There is little data on operational risk publicly available. However, one source is operational risk management association ORX. Unfortunately, it no longer makes as much data freely available as it used to. Its 2020 Annual Banking Loss Report provided data on the frequency and impact of operational risk events based on data collected from 97 banks globally. They reported over 59,000 losses greater than €20,000 with a total value greater than €15.8bn. The very small tip of the iceberg, but it’s better than nothing.

The ORX data for the number and value of losses above creates the following graph of the banking losses report for 2020 (2019 losses)

We get a ‘smile’. On the left, we have a large number (60.7%) of losses between €20,000 and €50,000, that account for only 6.9% of the €15.8bn. total. These are our dimes: high frequency, low impact events. On the right we have 0.2% (119 out of 59,437) of the loss events greater than €10m, accounting for 55.8% of the €15.8bn total losses. These are our disasters: low frequency, high impact events. To emphasise just how much of a disaster these events can be, the top ten events for 2019 as reported to ORX represent 28% of the €15.8bn total. That’s ten events totalling €4.4 billion!

Operational risk is dimes and disasters: the high frequency, low impact events that we’ve come to live with and accept as the price of doing business, and the low frequency, high impact events that we work on to mitigate and reduce any impact, with a hope that the capital reserves will be able to cope in a worst-case scenario.

A key set of tools in the battle against operational risk events are controls. To be in business means that we are exposed to inherent risks. We apply effective controls, and the result [hopefully] is that we are left with a level of residual risk that is within our risk appetite. The key word in the last sentence is ‘effective’ – controls alone are not the answer. The controls used must be effective if they are to address the dimes, or more specifically the disasters.

Swiss cheese anyone?

Controls are rarely used in isolation. Invariably we have multiple controls working together, but these are not infallible. Think of a control as a slice of Swiss cheese – the less effective it is the greater the holes in the slice. As we add more and more slices, we are aiming for the potential weakness in one control to be countered by the strengths in another control. But these are still slices of Swiss cheese and they do have holes in. What happens if our slices align themselves, so a hole runs all the way through our slices? Unlikely? Hence low frequency, but the impact might be high! We have our disaster, or Black Swan event.

Most people will have heard of the events at Société General in 2007–08, when a junior trader, Jérôme Kerviel’s actions resulted in losses reportedly valued at €4.9bn.

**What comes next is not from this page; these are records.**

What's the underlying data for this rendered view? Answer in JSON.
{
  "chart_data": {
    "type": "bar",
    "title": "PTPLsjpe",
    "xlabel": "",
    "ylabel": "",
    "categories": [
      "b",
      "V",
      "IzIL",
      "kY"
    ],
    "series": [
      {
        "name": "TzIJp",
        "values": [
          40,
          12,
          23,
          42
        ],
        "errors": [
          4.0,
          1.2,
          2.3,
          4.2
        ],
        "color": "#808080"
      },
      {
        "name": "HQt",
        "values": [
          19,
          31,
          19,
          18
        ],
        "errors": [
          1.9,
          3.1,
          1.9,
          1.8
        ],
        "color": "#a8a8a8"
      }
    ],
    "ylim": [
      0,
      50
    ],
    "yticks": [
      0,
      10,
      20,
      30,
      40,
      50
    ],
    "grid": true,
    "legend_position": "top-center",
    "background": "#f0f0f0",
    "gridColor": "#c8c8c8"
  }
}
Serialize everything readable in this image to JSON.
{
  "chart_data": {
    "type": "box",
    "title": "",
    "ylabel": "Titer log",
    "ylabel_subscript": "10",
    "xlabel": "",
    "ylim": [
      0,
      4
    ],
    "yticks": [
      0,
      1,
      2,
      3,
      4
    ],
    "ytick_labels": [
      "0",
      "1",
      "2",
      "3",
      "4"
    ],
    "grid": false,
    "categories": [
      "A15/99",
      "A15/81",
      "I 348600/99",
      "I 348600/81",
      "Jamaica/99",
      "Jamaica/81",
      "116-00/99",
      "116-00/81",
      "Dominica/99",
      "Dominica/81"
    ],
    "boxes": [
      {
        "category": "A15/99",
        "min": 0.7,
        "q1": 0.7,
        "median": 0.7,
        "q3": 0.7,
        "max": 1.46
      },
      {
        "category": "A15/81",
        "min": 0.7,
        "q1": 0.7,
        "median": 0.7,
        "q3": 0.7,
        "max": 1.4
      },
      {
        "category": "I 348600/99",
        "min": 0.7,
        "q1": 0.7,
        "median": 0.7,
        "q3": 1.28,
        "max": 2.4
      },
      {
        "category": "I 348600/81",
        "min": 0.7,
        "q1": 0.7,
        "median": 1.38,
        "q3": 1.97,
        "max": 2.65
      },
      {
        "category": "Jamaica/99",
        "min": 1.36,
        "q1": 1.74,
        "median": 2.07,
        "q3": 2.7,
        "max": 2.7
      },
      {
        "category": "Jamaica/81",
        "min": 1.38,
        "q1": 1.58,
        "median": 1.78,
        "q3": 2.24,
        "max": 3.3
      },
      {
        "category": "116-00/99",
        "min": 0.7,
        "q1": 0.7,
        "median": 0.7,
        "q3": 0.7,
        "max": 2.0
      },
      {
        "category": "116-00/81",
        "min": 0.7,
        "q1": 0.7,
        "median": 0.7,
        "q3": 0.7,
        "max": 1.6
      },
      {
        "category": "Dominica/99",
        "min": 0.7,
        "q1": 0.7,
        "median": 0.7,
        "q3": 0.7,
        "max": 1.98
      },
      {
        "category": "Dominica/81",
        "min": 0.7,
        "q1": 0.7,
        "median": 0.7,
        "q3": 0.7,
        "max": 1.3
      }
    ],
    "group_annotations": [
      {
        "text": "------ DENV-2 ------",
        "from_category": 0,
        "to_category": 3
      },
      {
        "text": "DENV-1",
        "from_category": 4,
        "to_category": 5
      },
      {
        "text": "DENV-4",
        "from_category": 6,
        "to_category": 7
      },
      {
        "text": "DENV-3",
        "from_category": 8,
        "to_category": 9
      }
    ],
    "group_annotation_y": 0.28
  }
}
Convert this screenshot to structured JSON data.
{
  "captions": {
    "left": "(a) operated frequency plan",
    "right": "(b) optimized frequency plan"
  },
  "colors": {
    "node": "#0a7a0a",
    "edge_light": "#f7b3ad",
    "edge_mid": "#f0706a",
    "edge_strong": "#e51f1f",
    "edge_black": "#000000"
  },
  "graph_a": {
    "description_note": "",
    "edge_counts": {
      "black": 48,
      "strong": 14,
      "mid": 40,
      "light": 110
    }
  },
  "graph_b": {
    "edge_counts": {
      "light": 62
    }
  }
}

What happens if our slices of Swiss cheese align themselves, so a hole runs all the way through? In the subsequent investigations, various failings were identified as to how he had been able to commit the fraud. His access to various computer systems is often referred to as such a failing. But dig a little deeper and there is a control that is universally applied within financial institutions that was also breached. If you work in a financial institution you are typically required to take two weeks’ consecutive holiday in a year. This control is used to help identify potential fraud or malpractice. Kerviel had taken very little holiday. This fact was raised formally by a manager on four occasions, but never escalated. A simple control, but only effective if applied and properly monitored. Société General didn’t lose €4.9bn because a single control failed, but unfortunately for them, the slices of Swiss cheese aligned.

Not every control failure results in a loss, but each failure is another slice of Swiss cheese aligning for the Black Swan event.